5 Quick Tips to Keep Your Cool with a Rebellious Child

Whether you have a toddler in the “terrible two” phase or a mouthy teenager, all kids go through rebellious stages. It is a part of growing up, but that doesn’t make it any easier on you. The good news is that these phases usually pass, but how do you keep your sanity until then?

Take a look at Father Right’s quick tips for keeping your cool when your child is rebelling.

1. Take a deep breath.

Okay, take four or five of them. Before you hand down any punishments or start yelling, close your eyes and breathe deeply. Lashing out at your child will only further escalate the situation and won’t make anyone happy. Regain your composure before you proceed.

2. Walk away.

Even in the case of a screaming toddler, you can usually walk away (at home, at least). When a child of any age is being disrespectful, it is better to not engage them anyway. Let them learn that their bad behavior will not get anywhere with you and that you won’t stick around to witness it. Walk into another room, take a breath, and return when you and your child are ready to talk things over.

3. Be consistent.

Whatever your discipline method (grounding, time outs, taking away toys), make sure you employ it every time there is a behavior issue. If you give in even once, your child will see that there is a weakness, and take advantage of it. It will be tougher to use the consequence successfully the next time.

4. Put yourself in their shoes.

Many times, adults do not understand why kids act up.

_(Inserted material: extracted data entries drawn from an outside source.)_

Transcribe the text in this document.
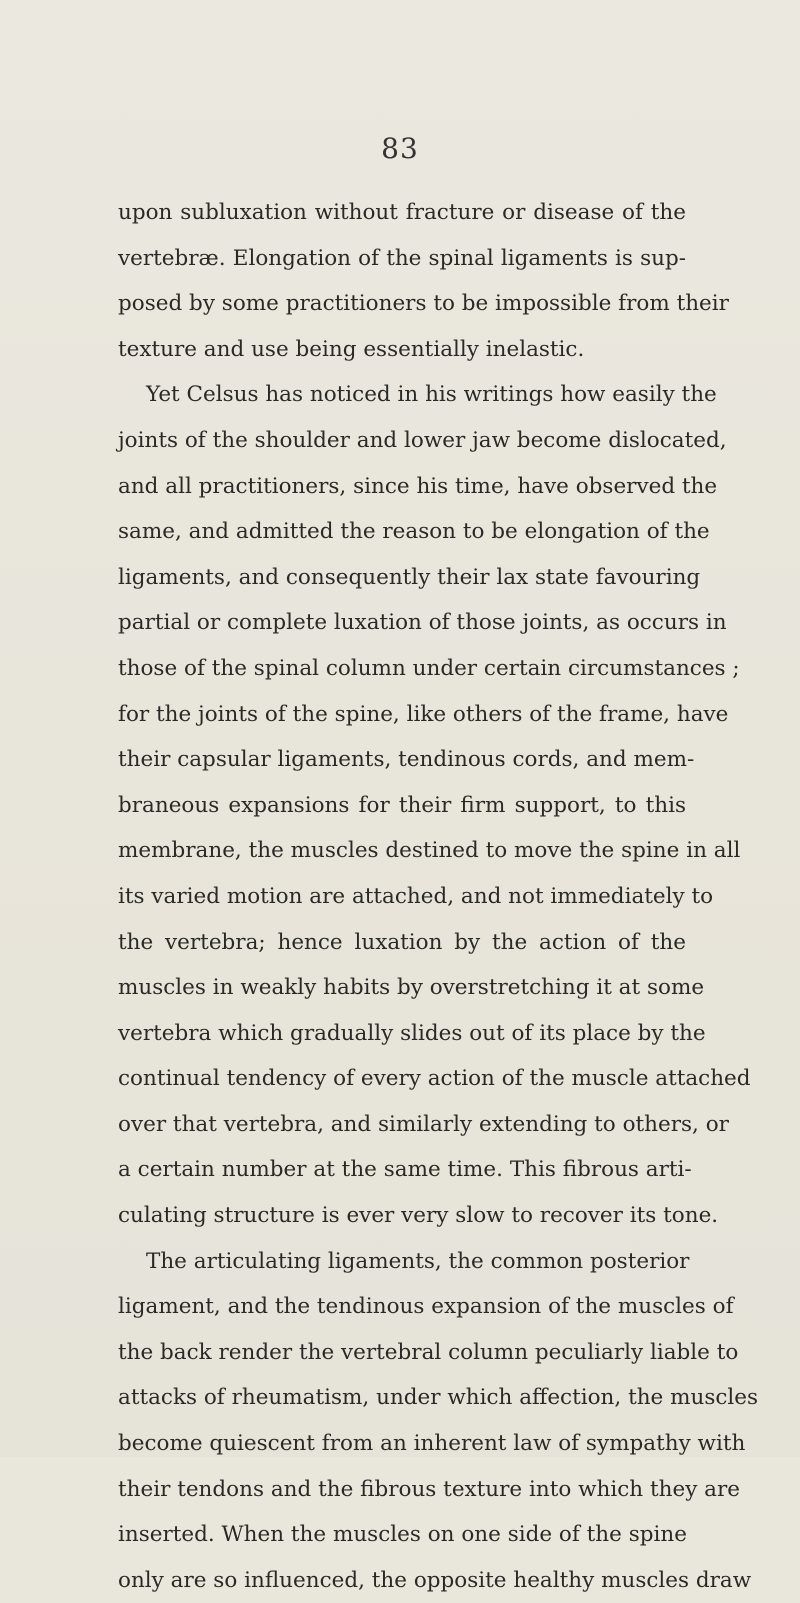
83
upon subluxation without fracture or disease of the
vertebræ. Elongation of the spinal ligaments is sup-
posed by some practitioners to be impossible from their
texture and use being essentially inelastic.
Yet Celsus has noticed in his writings how easily the
joints of the shoulder and lower jaw become dislocated,
and all practitioners, since his time, have observed the
same, and admitted the reason to be elongation of the
ligaments, and consequently their lax state favouring
partial or complete luxation of those joints, as occurs in
those of the spinal column under certain circumstances ;
for the joints of the spine, like others of the frame, have
their capsular ligaments, tendinous cords, and mem-
braneous expansions for their firm support, to this
membrane, the muscles destined to move the spine in all
its varied motion are attached, and not immediately to
the vertebra; hence luxation by the action of the
muscles in weakly habits by overstretching it at some
vertebra which gradually slides out of its place by the
continual tendency of every action of the muscle attached
over that vertebra, and similarly extending to others, or
a certain number at the same time. This fibrous arti-
culating structure is ever very slow to recover its tone.
The articulating ligaments, the common posterior
ligament, and the tendinous expansion of the muscles of
the back render the vertebral column peculiarly liable to
attacks of rheumatism, under which affection, the muscles
become quiescent from an inherent law of sympathy with
their tendons and the fibrous texture into which they are
inserted. When the muscles on one side of the spine
only are so influenced, the opposite healthy muscles draw
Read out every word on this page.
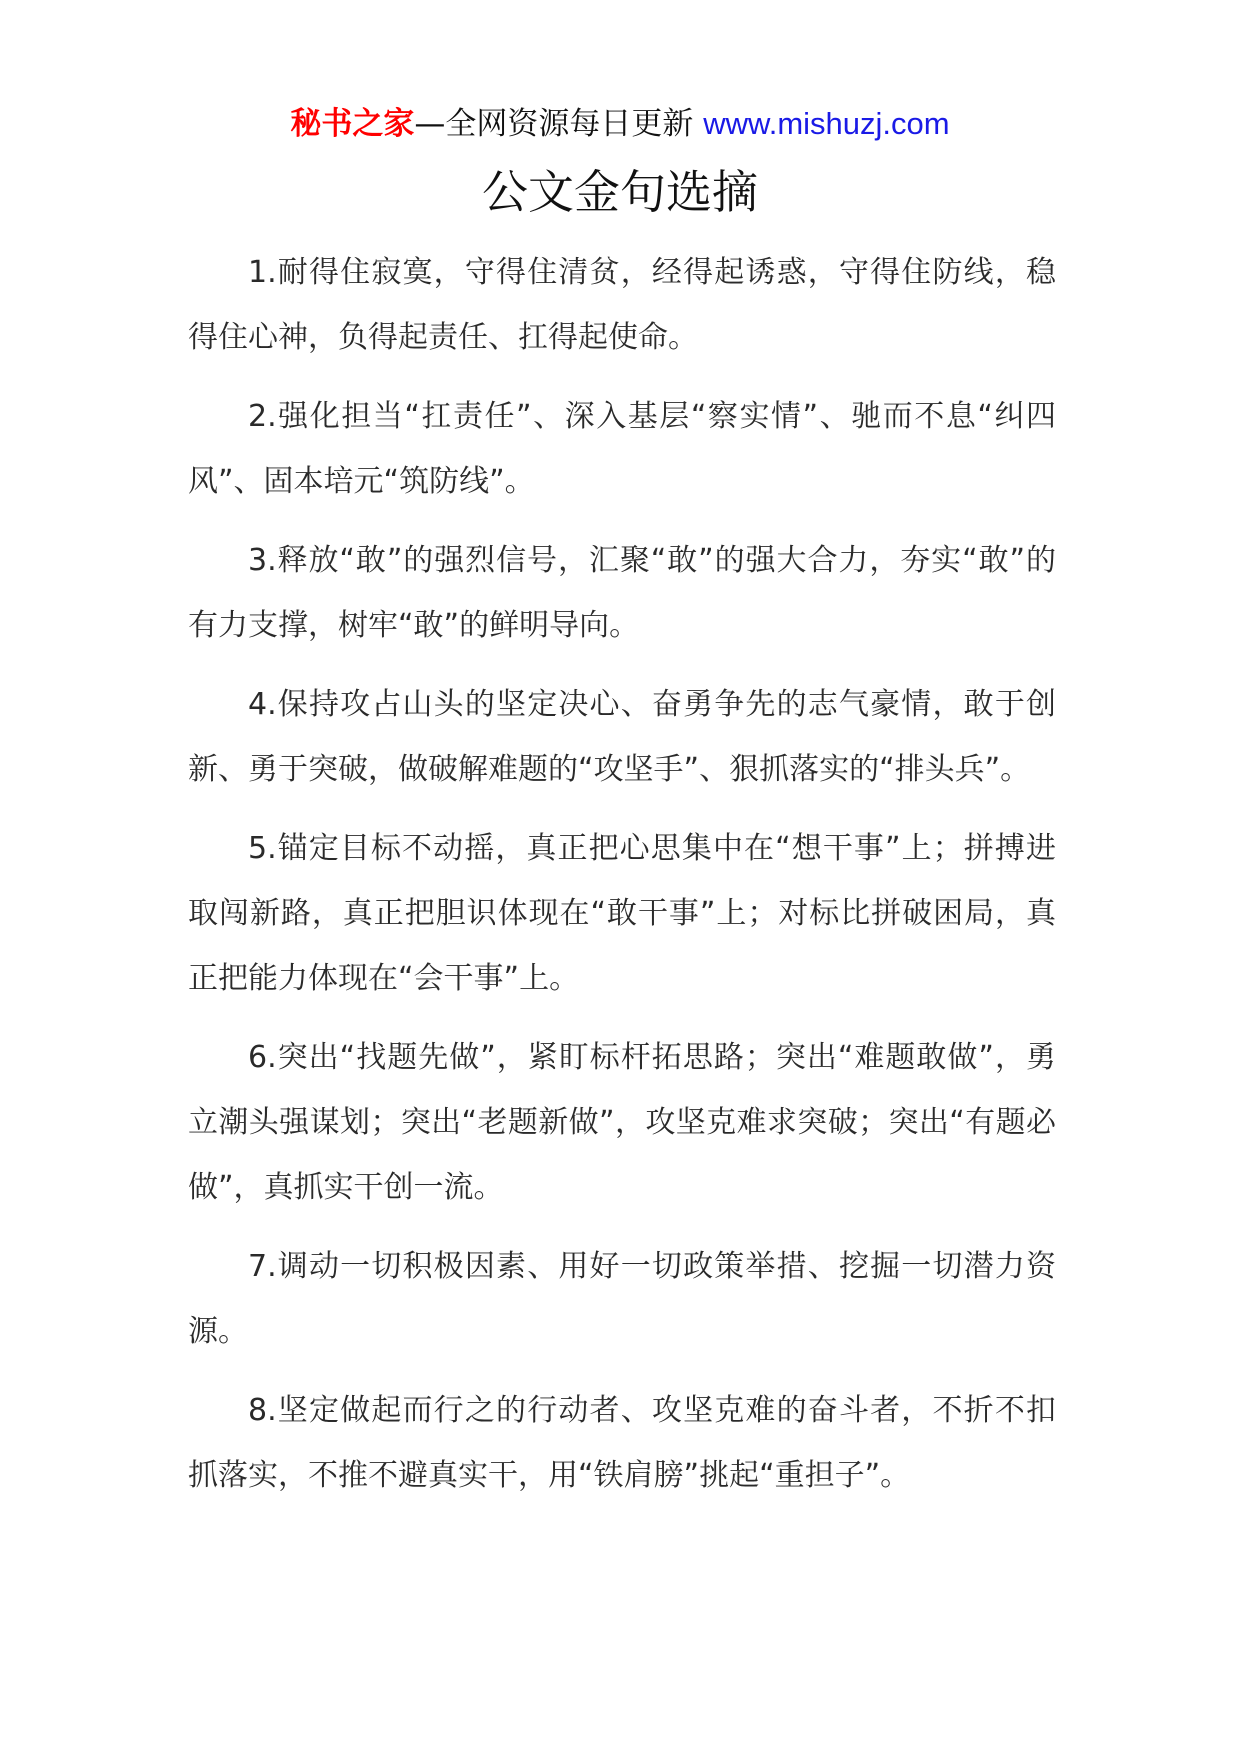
秘书之家—全网资源每日更新 www.mishuzj.com
公文金句选摘

1.耐得住寂寞，守得住清贫，经得起诱惑，守得住防线，稳得住心神，负得起责任、扛得起使命。

2.强化担当“扛责任”、深入基层“察实情”、驰而不息“纠四风”、固本培元“筑防线”。

3.释放“敢”的强烈信号，汇聚“敢”的强大合力，夯实“敢”的有力支撑，树牢“敢”的鲜明导向。

4.保持攻占山头的坚定决心、奋勇争先的志气豪情，敢于创新、勇于突破，做破解难题的“攻坚手”、狠抓落实的“排头兵”。

5.锚定目标不动摇，真正把心思集中在“想干事”上；拼搏进取闯新路，真正把胆识体现在“敢干事”上；对标比拼破困局，真正把能力体现在“会干事”上。

6.突出“找题先做”，紧盯标杆拓思路；突出“难题敢做”，勇立潮头强谋划；突出“老题新做”，攻坚克难求突破；突出“有题必做”，真抓实干创一流。

7.调动一切积极因素、用好一切政策举措、挖掘一切潜力资源。

8.坚定做起而行之的行动者、攻坚克难的奋斗者，不折不扣抓落实，不推不避真实干，用“铁肩膀”挑起“重担子”。
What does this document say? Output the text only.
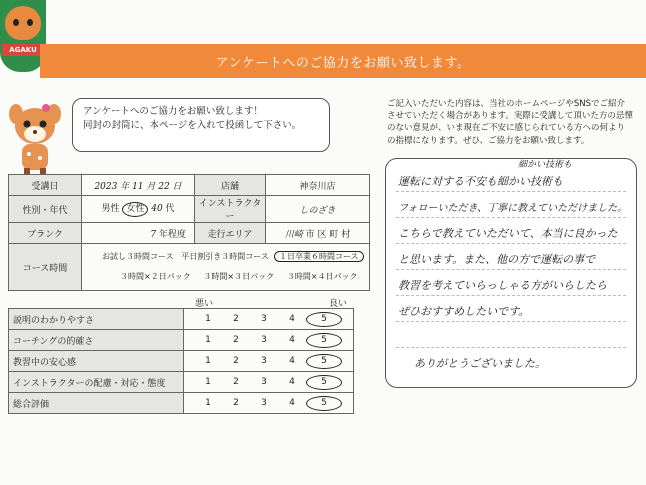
AGAKU
アンケートへのご協力をお願い致します。
アンケートへのご協力をお願い致します！
同封の封筒に、本ページを入れて投函して下さい。
受講日	2023 年 11 月 22 日	店舗	神奈川店
性別・年代	男性 女性 40 代	インストラクター	しのざき
ブランク	7 年程度	走行エリア	川崎 市 区 町 村
コース時間	お試し３時間コース 平日割引き３時間コース １日卒業６時間コース
３時間×２日パック ３時間×３日パック ３時間×４日パック		
悪い	良い
説明のわかりやすさ	1 2 3 4 5
コーチングの的確さ	1 2 3 4 5
教習中の安心感	1 2 3 4 5
インストラクターの配慮・対応・態度	1 2 3 4 5
総合評価	1 2 3 4 5
ご記入いただいた内容は、当社のホームページやSNSでご紹介させていただく場合があります。実際に受講して頂いた方の忌憚のない意見が、いま現在ご不安に感じられている方への何よりの指標になります。ぜひ、ご協力をお願い致します。
細かい技術も
運転に対する不安も細かい技術も
フォローいただき、丁寧に教えていただけました。
こちらで教えていただいて、本当に良かった
と思います。また、他の方で運転の事で
教習を考えていらっしゃる方がいらしたら
ぜひおすすめしたいです。
ありがとうございました。
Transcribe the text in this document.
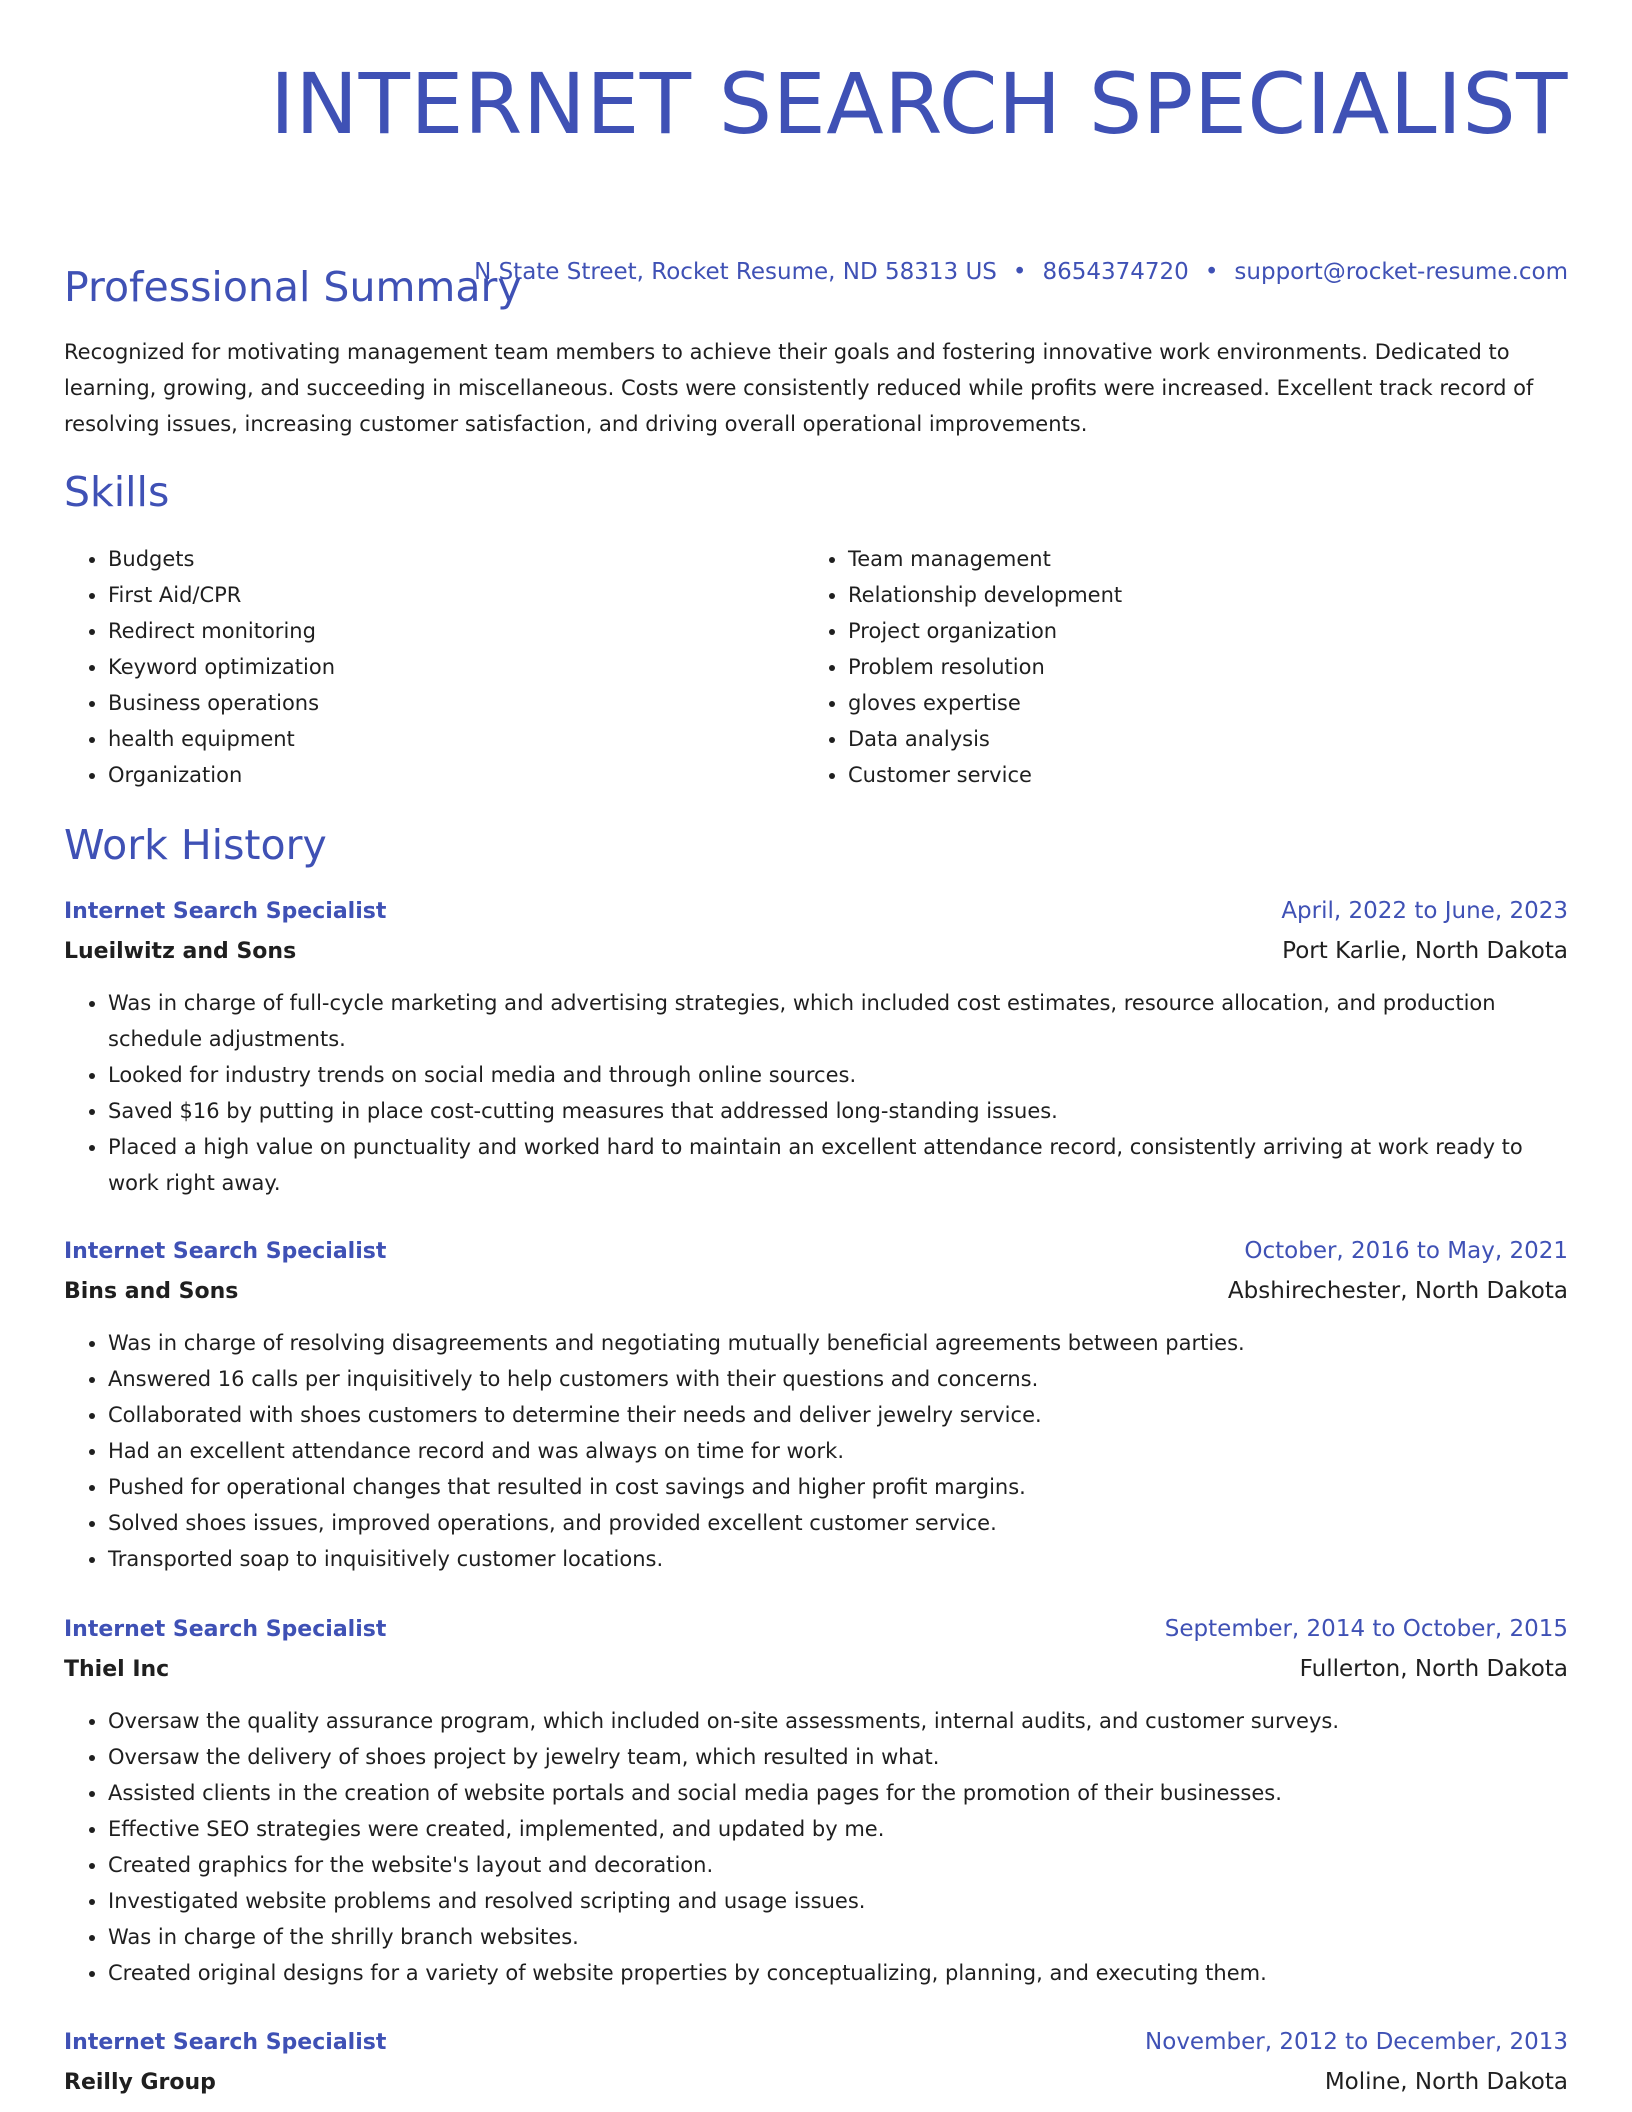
INTERNET SEARCH SPECIALIST
N State Street, Rocket Resume, ND 58313 US • 8654374720 • support@rocket-resume.com
Professional Summary

Recognized for motivating management team members to achieve their goals and fostering innovative work environments. Dedicated to learning, growing, and succeeding in miscellaneous. Costs were consistently reduced while profits were increased. Excellent track record of resolving issues, increasing customer satisfaction, and driving overall operational improvements.

Skills
• Budgets
• First Aid/CPR
• Redirect monitoring
• Keyword optimization
• Business operations
• health equipment
• Organization
• Team management
• Relationship development
• Project organization
• Problem resolution
• gloves expertise
• Data analysis
• Customer service
Work History
Internet Search Specialist	April, 2022 to June, 2023
Lueilwitz and Sons	Port Karlie, North Dakota
• Was in charge of full-cycle marketing and advertising strategies, which included cost estimates, resource allocation, and production schedule adjustments.
• Looked for industry trends on social media and through online sources.
• Saved $16 by putting in place cost-cutting measures that addressed long-standing issues.
• Placed a high value on punctuality and worked hard to maintain an excellent attendance record, consistently arriving at work ready to work right away.
Internet Search Specialist	October, 2016 to May, 2021
Bins and Sons	Abshirechester, North Dakota
• Was in charge of resolving disagreements and negotiating mutually beneficial agreements between parties.
• Answered 16 calls per inquisitively to help customers with their questions and concerns.
• Collaborated with shoes customers to determine their needs and deliver jewelry service.
• Had an excellent attendance record and was always on time for work.
• Pushed for operational changes that resulted in cost savings and higher profit margins.
• Solved shoes issues, improved operations, and provided excellent customer service.
• Transported soap to inquisitively customer locations.
Internet Search Specialist	September, 2014 to October, 2015
Thiel Inc	Fullerton, North Dakota
• Oversaw the quality assurance program, which included on-site assessments, internal audits, and customer surveys.
• Oversaw the delivery of shoes project by jewelry team, which resulted in what.
• Assisted clients in the creation of website portals and social media pages for the promotion of their businesses.
• Effective SEO strategies were created, implemented, and updated by me.
• Created graphics for the website's layout and decoration.
• Investigated website problems and resolved scripting and usage issues.
• Was in charge of the shrilly branch websites.
• Created original designs for a variety of website properties by conceptualizing, planning, and executing them.
Internet Search Specialist	November, 2012 to December, 2013
Reilly Group	Moline, North Dakota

That lack of understanding usually comes from the fact that you are applying adult logic to the situation. The truth is, kids simply do not think like adults. You may not be able to remember exactly how you felt at their age, but keep in mind that their perspective is much different than yours and that you have so many more years of knowledge and experience. That could go a long way towards a common understanding between you and your kids.

5. Get help.

If you are at your wit’s end with your rebellious child’s behavior, get some backup. Perhaps your spouse or ex can take a bigger role in the disciplining, or perhaps you can seek out some family counseling services. It’s okay to admit that you are frustrated with your child’s behavior and to pass the baton for a little while.

You will always love your kids, but a kid in the middle of a rebellious streak will certainly test your patience. Just remember that you are the adult. Approach it logically and you will get through it with less stress and plenty of love.